From VARP’s On Track newsletter, winter 2011

Newport News’s current Amtrak station is suffering from success. The facility, built in 1982 off Warwick Boulevard in the Rivermont neighborhood, frequently operates above capacity. “The station is about to be overrun with people,” said city planner Carl Jackson, quoted in the January 15 Newport News Daily Press. “Now, you sometimes have 200 people waiting there. There’s no place to sit down, the bathrooms are small, and there's not enough parking.”

The city’s plan is to build a large multimodal station—including bus stations and shuttles—on 31 city-owned acres off of Bland Boulevard, near the Newport News–Williamsburg International Airport, plus a small self-service train station in downtown, off 30th Street.

“We want to be ready for when high-speed comes here,” Michael King, the Newport News community planning manager, told the Daily Press. “We’re confident that rail is going to be a big part of the future.”

Even without true high-speed rail, conventional intercity passenger train service down the Peninsula is expected to more than double by 2025, according to a study by the Virginia Department of Rail and Public Transportation. Adding a third daily round trip train would more than triple ridership even if the trains stay at the current maximum of 79 mph. If the trains ramp up to 110 mph or more, ridership could reach 1 million or more per year, according to the study.

Newport News officials hope to pay for the rail stations in part with an unused $29 million 1998 Congressional earmark that would have gone for a ramp onto Interstate 64 at Bland Boulevard.

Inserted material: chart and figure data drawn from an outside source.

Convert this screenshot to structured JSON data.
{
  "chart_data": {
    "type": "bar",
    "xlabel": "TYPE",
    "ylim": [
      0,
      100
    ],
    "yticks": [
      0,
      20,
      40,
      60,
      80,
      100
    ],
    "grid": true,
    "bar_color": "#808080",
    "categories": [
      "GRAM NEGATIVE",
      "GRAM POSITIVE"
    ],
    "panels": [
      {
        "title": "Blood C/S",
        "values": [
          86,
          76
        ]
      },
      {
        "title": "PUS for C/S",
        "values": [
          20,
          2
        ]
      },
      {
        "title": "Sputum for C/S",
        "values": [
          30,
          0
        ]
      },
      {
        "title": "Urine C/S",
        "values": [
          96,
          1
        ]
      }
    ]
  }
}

City planner Jackson said that Newport News applied for a federal transportation grant in 2010 for the train station, but that the city did not receive the $17 million it was seeking. Jackson said he believes it’s because the planning for the station wasn’t far enough along. Using a $2 million federal congestion relief grant, the city expects to begin contracting the design, environmental, and engineering work on the new $24 million multimodal station this summer. Once the design work is under way later this year, the city will have a better chance of obtaining federal funds for construction, Jackson said.